Government Policies Face Effectiveness Questions
Since the announcement of the allowance cuts, Lubbock's analysis via Opinium Research shows that just 2% of cash ISA holders have opened a shares ISA. Andrew Tricker expressed scepticism about the policy's impact, stating, "The Government significantly reduced the tax-free allowance for cash ISAs to push savers into investing, but it remains to be seen whether this will be effective." He questioned whether recent government initiatives aimed at encouraging investment would lead to meaningful behavioural change among savers.

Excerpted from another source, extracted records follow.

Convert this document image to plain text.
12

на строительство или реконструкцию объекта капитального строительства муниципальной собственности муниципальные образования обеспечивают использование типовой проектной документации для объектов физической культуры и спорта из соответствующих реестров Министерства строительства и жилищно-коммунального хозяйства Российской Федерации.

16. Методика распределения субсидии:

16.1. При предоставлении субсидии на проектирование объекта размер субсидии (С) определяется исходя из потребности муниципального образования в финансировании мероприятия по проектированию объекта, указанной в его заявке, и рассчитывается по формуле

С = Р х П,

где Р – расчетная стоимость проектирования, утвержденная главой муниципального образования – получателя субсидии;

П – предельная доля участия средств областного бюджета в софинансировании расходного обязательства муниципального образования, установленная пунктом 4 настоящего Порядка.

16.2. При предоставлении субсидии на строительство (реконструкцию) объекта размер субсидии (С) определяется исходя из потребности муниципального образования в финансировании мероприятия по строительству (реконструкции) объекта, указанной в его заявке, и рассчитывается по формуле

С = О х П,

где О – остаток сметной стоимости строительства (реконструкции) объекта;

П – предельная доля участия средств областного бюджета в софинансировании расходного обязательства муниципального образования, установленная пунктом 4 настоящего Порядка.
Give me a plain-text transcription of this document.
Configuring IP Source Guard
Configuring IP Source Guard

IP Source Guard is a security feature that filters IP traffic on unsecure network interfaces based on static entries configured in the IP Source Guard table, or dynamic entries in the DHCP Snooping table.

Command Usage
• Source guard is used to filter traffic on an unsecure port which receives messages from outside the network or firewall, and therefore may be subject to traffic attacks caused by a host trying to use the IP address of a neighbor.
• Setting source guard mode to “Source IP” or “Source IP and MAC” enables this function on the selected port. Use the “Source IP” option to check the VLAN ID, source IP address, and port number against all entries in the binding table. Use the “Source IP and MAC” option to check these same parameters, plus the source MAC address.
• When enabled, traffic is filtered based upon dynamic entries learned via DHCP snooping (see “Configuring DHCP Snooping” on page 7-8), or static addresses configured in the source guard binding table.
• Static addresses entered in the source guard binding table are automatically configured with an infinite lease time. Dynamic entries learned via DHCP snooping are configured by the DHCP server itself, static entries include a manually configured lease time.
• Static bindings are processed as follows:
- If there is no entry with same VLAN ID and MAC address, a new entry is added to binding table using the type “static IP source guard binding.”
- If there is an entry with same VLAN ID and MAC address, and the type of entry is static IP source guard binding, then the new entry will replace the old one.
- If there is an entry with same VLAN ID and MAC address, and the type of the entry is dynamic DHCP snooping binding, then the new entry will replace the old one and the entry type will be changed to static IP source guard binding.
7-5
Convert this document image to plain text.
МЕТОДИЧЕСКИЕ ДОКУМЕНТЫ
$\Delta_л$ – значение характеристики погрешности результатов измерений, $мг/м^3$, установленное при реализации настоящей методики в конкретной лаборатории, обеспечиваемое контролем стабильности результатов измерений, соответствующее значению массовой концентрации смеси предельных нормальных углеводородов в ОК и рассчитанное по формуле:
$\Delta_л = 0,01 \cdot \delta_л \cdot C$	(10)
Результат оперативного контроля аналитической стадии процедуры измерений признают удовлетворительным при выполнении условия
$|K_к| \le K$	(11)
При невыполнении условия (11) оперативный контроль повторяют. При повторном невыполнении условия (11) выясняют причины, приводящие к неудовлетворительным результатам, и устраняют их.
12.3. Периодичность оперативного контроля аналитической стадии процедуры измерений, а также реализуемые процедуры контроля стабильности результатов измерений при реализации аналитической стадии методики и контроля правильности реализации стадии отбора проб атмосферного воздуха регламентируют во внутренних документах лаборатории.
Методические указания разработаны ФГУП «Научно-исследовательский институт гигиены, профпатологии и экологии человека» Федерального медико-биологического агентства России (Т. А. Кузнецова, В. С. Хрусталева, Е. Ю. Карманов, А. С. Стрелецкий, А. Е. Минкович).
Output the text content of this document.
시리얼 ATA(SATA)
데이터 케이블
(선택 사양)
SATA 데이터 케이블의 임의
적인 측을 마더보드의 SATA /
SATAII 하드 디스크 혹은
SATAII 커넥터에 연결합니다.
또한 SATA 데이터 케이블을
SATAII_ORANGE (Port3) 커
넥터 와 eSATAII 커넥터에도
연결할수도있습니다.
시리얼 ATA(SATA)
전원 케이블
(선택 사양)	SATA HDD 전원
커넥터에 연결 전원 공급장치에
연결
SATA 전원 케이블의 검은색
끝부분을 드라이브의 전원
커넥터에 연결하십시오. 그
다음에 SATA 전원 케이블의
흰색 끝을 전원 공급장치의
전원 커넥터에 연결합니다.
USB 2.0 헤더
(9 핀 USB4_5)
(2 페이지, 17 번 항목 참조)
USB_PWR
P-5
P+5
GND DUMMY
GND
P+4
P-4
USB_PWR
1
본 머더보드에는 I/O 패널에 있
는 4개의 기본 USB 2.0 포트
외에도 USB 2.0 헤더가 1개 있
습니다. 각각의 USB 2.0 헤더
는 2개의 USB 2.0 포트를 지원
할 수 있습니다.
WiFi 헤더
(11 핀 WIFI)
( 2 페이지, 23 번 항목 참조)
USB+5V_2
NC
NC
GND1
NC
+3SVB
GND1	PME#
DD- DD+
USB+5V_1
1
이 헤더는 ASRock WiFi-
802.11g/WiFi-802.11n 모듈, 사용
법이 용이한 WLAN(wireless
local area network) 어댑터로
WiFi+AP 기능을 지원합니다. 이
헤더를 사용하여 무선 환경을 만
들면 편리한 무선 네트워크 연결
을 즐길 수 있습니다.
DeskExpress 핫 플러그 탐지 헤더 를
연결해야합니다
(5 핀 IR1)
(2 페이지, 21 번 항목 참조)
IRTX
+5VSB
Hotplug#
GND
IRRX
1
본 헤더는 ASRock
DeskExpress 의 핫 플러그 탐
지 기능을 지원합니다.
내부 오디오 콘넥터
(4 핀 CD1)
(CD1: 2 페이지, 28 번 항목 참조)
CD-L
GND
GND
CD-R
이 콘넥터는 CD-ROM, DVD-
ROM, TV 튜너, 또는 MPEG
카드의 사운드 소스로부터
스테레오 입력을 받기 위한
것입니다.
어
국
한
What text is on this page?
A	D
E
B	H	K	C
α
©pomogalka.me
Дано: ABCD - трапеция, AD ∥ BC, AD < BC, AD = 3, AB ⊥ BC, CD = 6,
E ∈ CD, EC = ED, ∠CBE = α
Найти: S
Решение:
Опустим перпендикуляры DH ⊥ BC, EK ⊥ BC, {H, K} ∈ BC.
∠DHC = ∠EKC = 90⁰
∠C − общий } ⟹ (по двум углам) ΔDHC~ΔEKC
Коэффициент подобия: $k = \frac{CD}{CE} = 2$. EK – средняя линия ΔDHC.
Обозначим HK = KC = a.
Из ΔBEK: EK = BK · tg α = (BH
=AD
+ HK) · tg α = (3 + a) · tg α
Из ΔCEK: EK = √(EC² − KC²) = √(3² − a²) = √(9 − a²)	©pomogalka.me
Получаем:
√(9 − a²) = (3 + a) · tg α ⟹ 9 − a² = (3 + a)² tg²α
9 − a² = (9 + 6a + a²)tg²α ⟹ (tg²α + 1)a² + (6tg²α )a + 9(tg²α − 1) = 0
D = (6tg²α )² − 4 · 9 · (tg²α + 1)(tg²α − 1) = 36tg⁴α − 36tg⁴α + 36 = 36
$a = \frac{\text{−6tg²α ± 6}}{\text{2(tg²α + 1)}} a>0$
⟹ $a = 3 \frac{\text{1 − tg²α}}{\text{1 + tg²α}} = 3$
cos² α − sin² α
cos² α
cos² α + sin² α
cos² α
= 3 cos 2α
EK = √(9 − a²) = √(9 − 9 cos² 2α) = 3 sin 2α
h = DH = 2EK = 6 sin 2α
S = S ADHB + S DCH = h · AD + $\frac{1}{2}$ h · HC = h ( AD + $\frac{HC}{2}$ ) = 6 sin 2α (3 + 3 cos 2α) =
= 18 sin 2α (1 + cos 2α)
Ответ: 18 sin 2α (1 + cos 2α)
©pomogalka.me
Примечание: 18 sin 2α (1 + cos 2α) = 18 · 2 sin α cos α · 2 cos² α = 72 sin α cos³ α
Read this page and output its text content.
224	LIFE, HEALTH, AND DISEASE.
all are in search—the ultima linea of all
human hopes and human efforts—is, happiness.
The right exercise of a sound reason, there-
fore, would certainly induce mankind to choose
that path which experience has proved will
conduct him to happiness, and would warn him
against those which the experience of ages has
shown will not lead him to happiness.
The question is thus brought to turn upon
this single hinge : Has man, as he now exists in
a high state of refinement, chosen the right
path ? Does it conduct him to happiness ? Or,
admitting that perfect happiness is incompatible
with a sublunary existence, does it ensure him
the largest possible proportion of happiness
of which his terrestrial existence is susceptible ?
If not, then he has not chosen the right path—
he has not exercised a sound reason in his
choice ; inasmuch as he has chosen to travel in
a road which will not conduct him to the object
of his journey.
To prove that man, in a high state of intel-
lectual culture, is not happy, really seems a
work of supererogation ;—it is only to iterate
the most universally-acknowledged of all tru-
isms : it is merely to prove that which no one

Bridging the Financial Advice Gap
Görkem Barron, Chartered Financial Planner at Lubbock Fine Wealth Management, emphasised the need for additional measures to address the financial "advice gap" affecting non-investors. She noted, "Many people do not invest and prefer to keep cash simply because they don't know what alternatives they have. Instead, they often overestimate the risks and underestimate the benefits of investing." Since April 2026, new rules have allowed financial institutions like banks and building societies to offer advice to groups of consumers, rather than solely on an individual basis. However, Görkem added that while these rules should improve access to advice, their ability to shift people from cash to investment ISAs is uncertain.
She proposed further government actions, such as allowing unused stocks and shares ISA allowances to be carried forward for one year, which could help encourage more individuals to invest. The ongoing challenge lies in overcoming risk aversion and educating savers about the long-term benefits of investment in an evolving financial landscape.